By Cheri Rae
A pleasant-looking young man stood on the old front porch and knocked at the screen door. He introduced himself and I braced for the come-on. Typically, it’s someone from Los Angeles trying to sell magazine subscriptions; someone collecting money for an environmental cause playing the guilt card by showing me the pledges of support my neighbors have made; or even someone with one of those overly complicated, cockamamie stories claiming to need money for gas to get to some faraway destination.
This time it was different.
He began his story: “My name is Ben and I live a few blocks from here, where there is street cleaning. I need to park my car someplace where it won’t get towed while I visit my parents in Portland for a couple of weeks. You guys don’t have street cleaning here, so I was thinking it would work out.”
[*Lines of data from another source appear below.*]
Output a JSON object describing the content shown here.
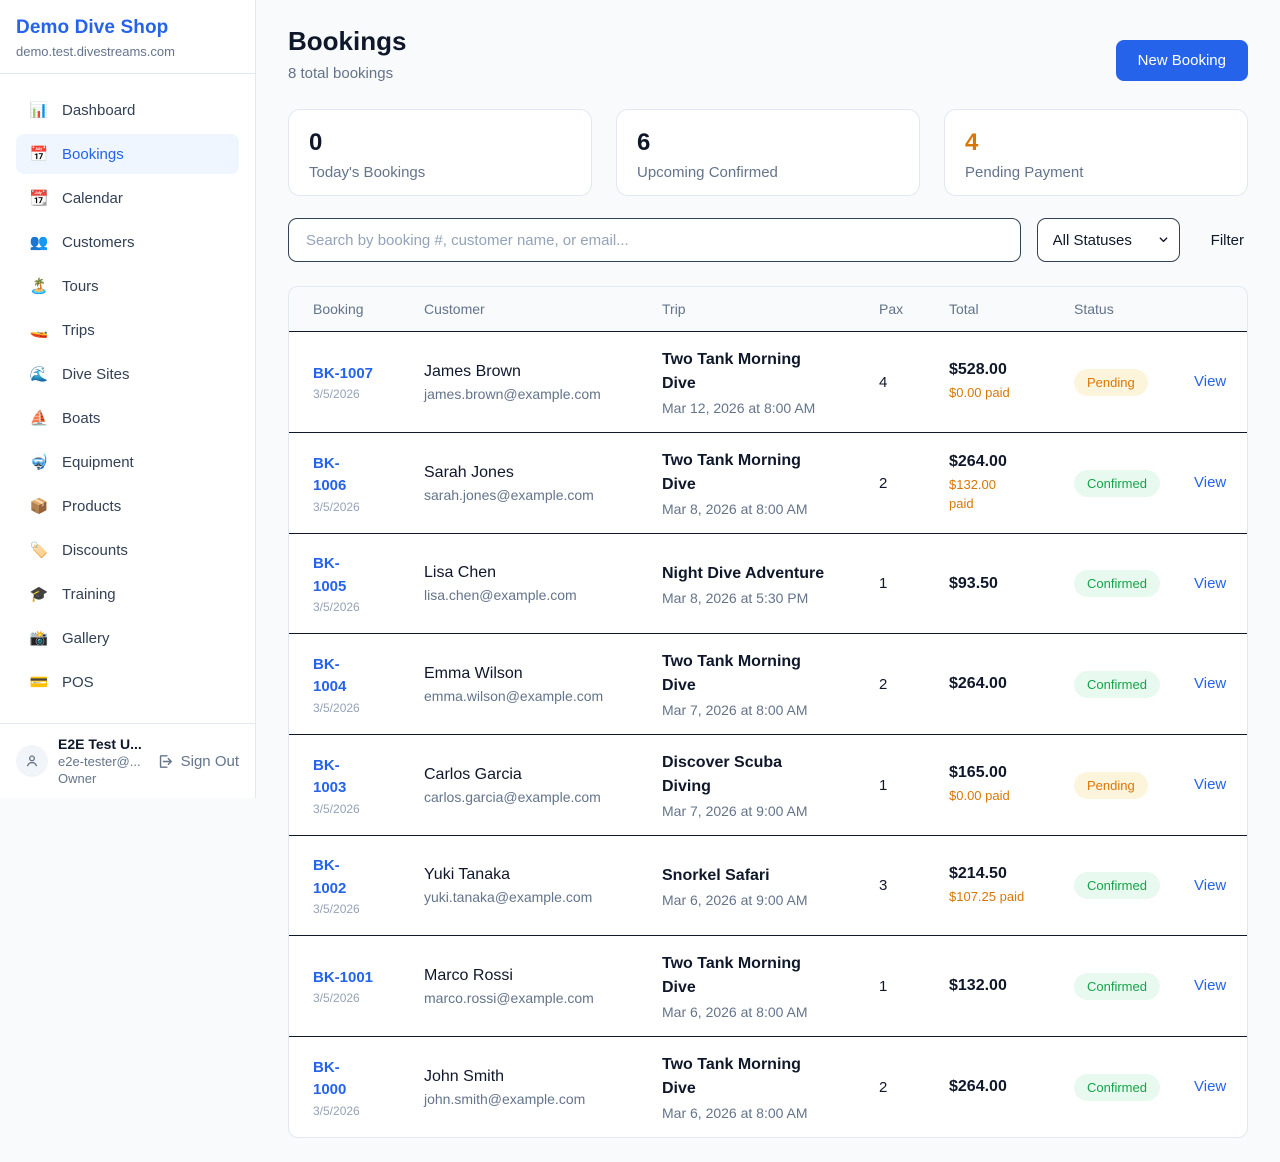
{
  "colors": {
    "accent_blue": "#2563eb",
    "orange": "#d97706",
    "green": "#16a34a",
    "dark_divider": "#111827",
    "card_border": "#e2e8f0",
    "page_bg": "#f8fafc"
  },
  "sidebar": {
    "brand": "Demo Dive Shop",
    "domain": "demo.test.divestreams.com",
    "items": [
      {
        "icon": "bar-chart-icon",
        "glyph": "📊",
        "label": "Dashboard",
        "active": false
      },
      {
        "icon": "calendar-icon",
        "glyph": "📅",
        "label": "Bookings",
        "active": true
      },
      {
        "icon": "tear-off-calendar-icon",
        "glyph": "📆",
        "label": "Calendar",
        "active": false
      },
      {
        "icon": "people-icon",
        "glyph": "👥",
        "label": "Customers",
        "active": false
      },
      {
        "icon": "island-icon",
        "glyph": "🏝️",
        "label": "Tours",
        "active": false
      },
      {
        "icon": "speedboat-icon",
        "glyph": "🚤",
        "label": "Trips",
        "active": false
      },
      {
        "icon": "wave-icon",
        "glyph": "🌊",
        "label": "Dive Sites",
        "active": false
      },
      {
        "icon": "sailboat-icon",
        "glyph": "⛵",
        "label": "Boats",
        "active": false
      },
      {
        "icon": "diving-mask-icon",
        "glyph": "🤿",
        "label": "Equipment",
        "active": false
      },
      {
        "icon": "package-icon",
        "glyph": "📦",
        "label": "Products",
        "active": false
      },
      {
        "icon": "tag-icon",
        "glyph": "🏷️",
        "label": "Discounts",
        "active": false
      },
      {
        "icon": "graduation-cap-icon",
        "glyph": "🎓",
        "label": "Training",
        "active": false
      },
      {
        "icon": "camera-icon",
        "glyph": "📸",
        "label": "Gallery",
        "active": false
      },
      {
        "icon": "credit-card-icon",
        "glyph": "💳",
        "label": "POS",
        "active": false
      }
    ],
    "user": {
      "name": "E2E Test U...",
      "email": "e2e-tester@...",
      "role": "Owner",
      "sign_out_label": "Sign Out"
    }
  },
  "header": {
    "title": "Bookings",
    "subtitle": "8 total bookings",
    "new_booking_label": "New Booking"
  },
  "stats": [
    {
      "value": "0",
      "label": "Today's Bookings",
      "accent": false
    },
    {
      "value": "6",
      "label": "Upcoming Confirmed",
      "accent": false
    },
    {
      "value": "4",
      "label": "Pending Payment",
      "accent": true
    }
  ],
  "filters": {
    "search_placeholder": "Search by booking #, customer name, or email...",
    "status_selected": "All Statuses",
    "filter_label": "Filter"
  },
  "table": {
    "columns": [
      "Booking",
      "Customer",
      "Trip",
      "Pax",
      "Total",
      "Status"
    ],
    "view_label": "View",
    "rows": [
      {
        "id_lines": [
          "BK-1007"
        ],
        "date": "3/5/2026",
        "customer": "James Brown",
        "email": "james.brown@example.com",
        "trip_lines": [
          "Two Tank Morning",
          "Dive"
        ],
        "trip_time": "Mar 12, 2026 at 8:00 AM",
        "pax": "4",
        "total": "$528.00",
        "paid_lines": [
          "$0.00 paid"
        ],
        "status": "Pending"
      },
      {
        "id_lines": [
          "BK-",
          "1006"
        ],
        "date": "3/5/2026",
        "customer": "Sarah Jones",
        "email": "sarah.jones@example.com",
        "trip_lines": [
          "Two Tank Morning",
          "Dive"
        ],
        "trip_time": "Mar 8, 2026 at 8:00 AM",
        "pax": "2",
        "total": "$264.00",
        "paid_lines": [
          "$132.00",
          "paid"
        ],
        "status": "Confirmed"
      },
      {
        "id_lines": [
          "BK-",
          "1005"
        ],
        "date": "3/5/2026",
        "customer": "Lisa Chen",
        "email": "lisa.chen@example.com",
        "trip_lines": [
          "Night Dive Adventure"
        ],
        "trip_time": "Mar 8, 2026 at 5:30 PM",
        "pax": "1",
        "total": "$93.50",
        "paid_lines": [],
        "status": "Confirmed"
      },
      {
        "id_lines": [
          "BK-",
          "1004"
        ],
        "date": "3/5/2026",
        "customer": "Emma Wilson",
        "email": "emma.wilson@example.com",
        "trip_lines": [
          "Two Tank Morning",
          "Dive"
        ],
        "trip_time": "Mar 7, 2026 at 8:00 AM",
        "pax": "2",
        "total": "$264.00",
        "paid_lines": [],
        "status": "Confirmed"
      },
      {
        "id_lines": [
          "BK-",
          "1003"
        ],
        "date": "3/5/2026",
        "customer": "Carlos Garcia",
        "email": "carlos.garcia@example.com",
        "trip_lines": [
          "Discover Scuba",
          "Diving"
        ],
        "trip_time": "Mar 7, 2026 at 9:00 AM",
        "pax": "1",
        "total": "$165.00",
        "paid_lines": [
          "$0.00 paid"
        ],
        "status": "Pending"
      },
      {
        "id_lines": [
          "BK-",
          "1002"
        ],
        "date": "3/5/2026",
        "customer": "Yuki Tanaka",
        "email": "yuki.tanaka@example.com",
        "trip_lines": [
          "Snorkel Safari"
        ],
        "trip_time": "Mar 6, 2026 at 9:00 AM",
        "pax": "3",
        "total": "$214.50",
        "paid_lines": [
          "$107.25 paid"
        ],
        "status": "Confirmed"
      },
      {
        "id_lines": [
          "BK-1001"
        ],
        "date": "3/5/2026",
        "customer": "Marco Rossi",
        "email": "marco.rossi@example.com",
        "trip_lines": [
          "Two Tank Morning",
          "Dive"
        ],
        "trip_time": "Mar 6, 2026 at 8:00 AM",
        "pax": "1",
        "total": "$132.00",
        "paid_lines": [],
        "status": "Confirmed"
      },
      {
        "id_lines": [
          "BK-",
          "1000"
        ],
        "date": "3/5/2026",
        "customer": "John Smith",
        "email": "john.smith@example.com",
        "trip_lines": [
          "Two Tank Morning",
          "Dive"
        ],
        "trip_time": "Mar 6, 2026 at 8:00 AM",
        "pax": "2",
        "total": "$264.00",
        "paid_lines": [],
        "status": "Confirmed"
      }
    ]
  }
}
“Okay,” I replied, wondering what the gimmick was. “When do you leave?”
“My plane leaves in two hours,” he said sheepishly.
Before I could think, my critical parent voice responded: “And you just now thought about this?”
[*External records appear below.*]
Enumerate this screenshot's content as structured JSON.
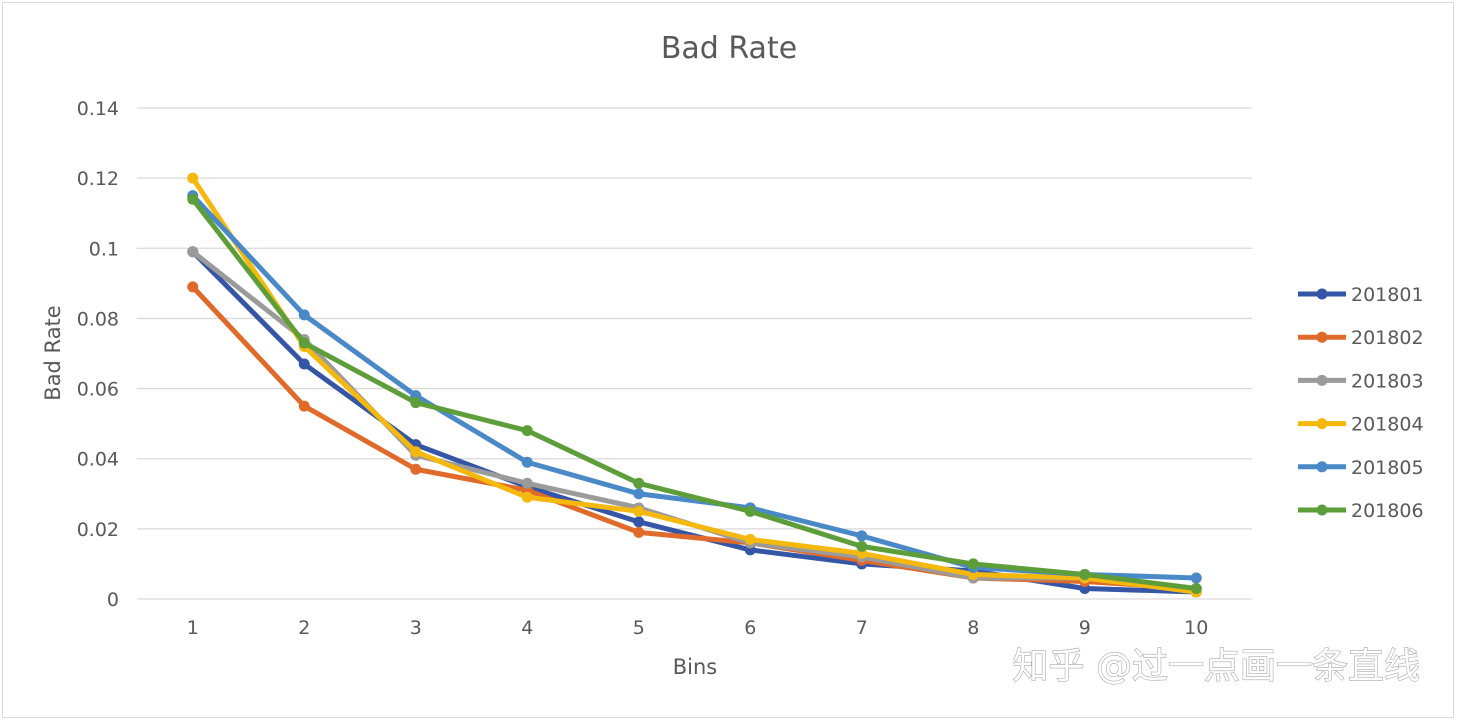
{
  "colors": {
    "grid": "#d9d9d9",
    "text": "#595959",
    "series": [
      "#3556a6",
      "#e06a29",
      "#9b9b9b",
      "#f5b80c",
      "#4a89c8",
      "#5e9e3a"
    ]
  },
  "watermark": "知乎 @过一点画一条直线",
  "chart_data": {
    "type": "line",
    "title": "Bad Rate",
    "xlabel": "Bins",
    "ylabel": "Bad Rate",
    "ylim": [
      0,
      0.14
    ],
    "yticks": [
      "0",
      "0.02",
      "0.04",
      "0.06",
      "0.08",
      "0.1",
      "0.12",
      "0.14"
    ],
    "ytick_values": [
      0,
      0.02,
      0.04,
      0.06,
      0.08,
      0.1,
      0.12,
      0.14
    ],
    "categories": [
      "1",
      "2",
      "3",
      "4",
      "5",
      "6",
      "7",
      "8",
      "9",
      "10"
    ],
    "legend_position": "right",
    "series": [
      {
        "name": "201801",
        "values": [
          0.099,
          0.067,
          0.044,
          0.032,
          0.022,
          0.014,
          0.01,
          0.008,
          0.003,
          0.002
        ]
      },
      {
        "name": "201802",
        "values": [
          0.089,
          0.055,
          0.037,
          0.031,
          0.019,
          0.016,
          0.011,
          0.006,
          0.005,
          0.003
        ]
      },
      {
        "name": "201803",
        "values": [
          0.099,
          0.074,
          0.041,
          0.033,
          0.026,
          0.016,
          0.012,
          0.006,
          0.006,
          0.002
        ]
      },
      {
        "name": "201804",
        "values": [
          0.12,
          0.072,
          0.042,
          0.029,
          0.025,
          0.017,
          0.013,
          0.007,
          0.006,
          0.002
        ]
      },
      {
        "name": "201805",
        "values": [
          0.115,
          0.081,
          0.058,
          0.039,
          0.03,
          0.026,
          0.018,
          0.009,
          0.007,
          0.006
        ]
      },
      {
        "name": "201806",
        "values": [
          0.114,
          0.073,
          0.056,
          0.048,
          0.033,
          0.025,
          0.015,
          0.01,
          0.007,
          0.003
        ]
      }
    ]
  }
}
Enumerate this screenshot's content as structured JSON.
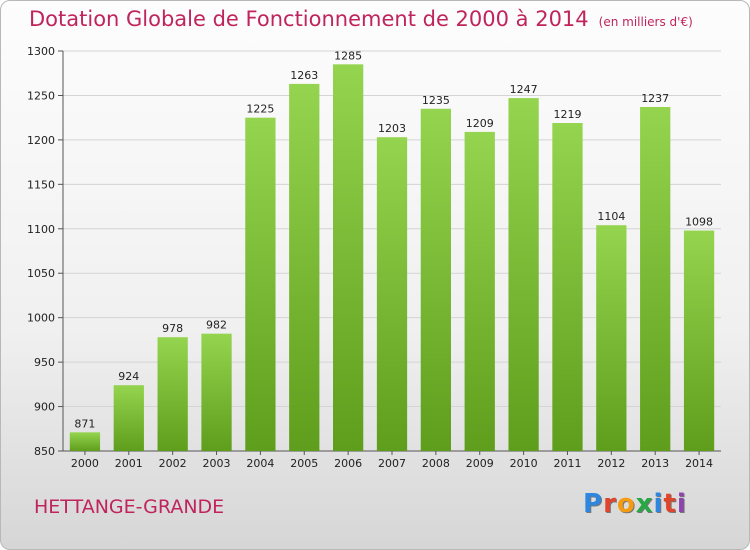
{
  "chart_data": {
    "type": "bar",
    "title": "Dotation Globale de Fonctionnement de 2000 à 2014",
    "subtitle": "(en milliers d'€)",
    "categories": [
      "2000",
      "2001",
      "2002",
      "2003",
      "2004",
      "2005",
      "2006",
      "2007",
      "2008",
      "2009",
      "2010",
      "2011",
      "2012",
      "2013",
      "2014"
    ],
    "values": [
      871,
      924,
      978,
      982,
      1225,
      1263,
      1285,
      1203,
      1235,
      1209,
      1247,
      1219,
      1104,
      1237,
      1098
    ],
    "ylim": [
      850,
      1300
    ],
    "yticks": [
      850,
      900,
      950,
      1000,
      1050,
      1100,
      1150,
      1200,
      1250,
      1300
    ],
    "xlabel": "",
    "ylabel": "",
    "grid": true,
    "bar_color": "#7cc23a"
  },
  "footer": {
    "place": "HETTANGE-GRANDE",
    "logo_letters": [
      {
        "ch": "P",
        "color": "#2e86de"
      },
      {
        "ch": "r",
        "color": "#e0452b"
      },
      {
        "ch": "o",
        "color": "#f39c12"
      },
      {
        "ch": "x",
        "color": "#27a844"
      },
      {
        "ch": "i",
        "color": "#2e86de"
      },
      {
        "ch": "t",
        "color": "#e0452b"
      },
      {
        "ch": "i",
        "color": "#8e44ad"
      }
    ]
  }
}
“Well, yes. It costs too much to leave the car at the airport, so I want to leave it here and I was just hoping that it would be okay with you if I put it here while I’m gone…” His voice trailed off, his eyes pleaded.
My heart softened; my nice mommy self jumped in and argued with my cynical self: He’s just a kid trying to be responsible and work things out. Why not help him? He could be one of your kids one day.
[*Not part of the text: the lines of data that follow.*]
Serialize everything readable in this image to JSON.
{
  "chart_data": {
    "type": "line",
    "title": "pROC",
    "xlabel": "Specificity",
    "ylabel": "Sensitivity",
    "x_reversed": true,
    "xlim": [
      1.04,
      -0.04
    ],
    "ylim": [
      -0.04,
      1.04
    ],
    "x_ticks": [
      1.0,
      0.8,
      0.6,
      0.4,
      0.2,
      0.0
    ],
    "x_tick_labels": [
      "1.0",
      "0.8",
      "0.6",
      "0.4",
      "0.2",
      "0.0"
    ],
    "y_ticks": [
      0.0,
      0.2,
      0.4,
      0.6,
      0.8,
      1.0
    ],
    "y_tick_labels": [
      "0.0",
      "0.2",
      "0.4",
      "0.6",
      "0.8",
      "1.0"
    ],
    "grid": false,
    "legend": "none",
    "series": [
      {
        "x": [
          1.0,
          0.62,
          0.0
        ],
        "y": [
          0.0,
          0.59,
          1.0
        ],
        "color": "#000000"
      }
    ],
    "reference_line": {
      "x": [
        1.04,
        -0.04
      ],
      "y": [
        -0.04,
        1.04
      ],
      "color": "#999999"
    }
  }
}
“You’re in luck,” I said, and showed him a place to park on the long parkway where it would have the least impact on the neighborhood. We would be the only residents affected, since there’s a vacation rental across the street with people coming and going all the time, and next door to that one, a neighbor who was off on vacation and never parks there anyway. This one car wouldn’t really make much difference, and no one would even notice, much less call it in for being there too long.
A few minutes later he parked the car; it sat there undisturbed, just getting dirtier day after day. And then one afternoon, I noticed it was gone. Ben must have returned home, I thought. Hoping he and his family had a nice visit, I pondered our own fast-approaching empty-nest syndrome and what it must be like for his parents to have him back home for awhile, and then to say good-bye again.
A couple days later, I opened the front door, and noticed a small envelope tucked in by the beveled glass. It was a Starbucks card with a handwritten note, “ Thank you for letting me park my car outside your house! Hope you enjoy Starbucks—Ben.”
I’ve always taught my kids to do more than is expected, and to express their appreciation. Obviously Ben’s parents taught him the same thing—a nice young man just making his way in life, in this Santa Barbara neighborhood, his home away from home, right where he belongs.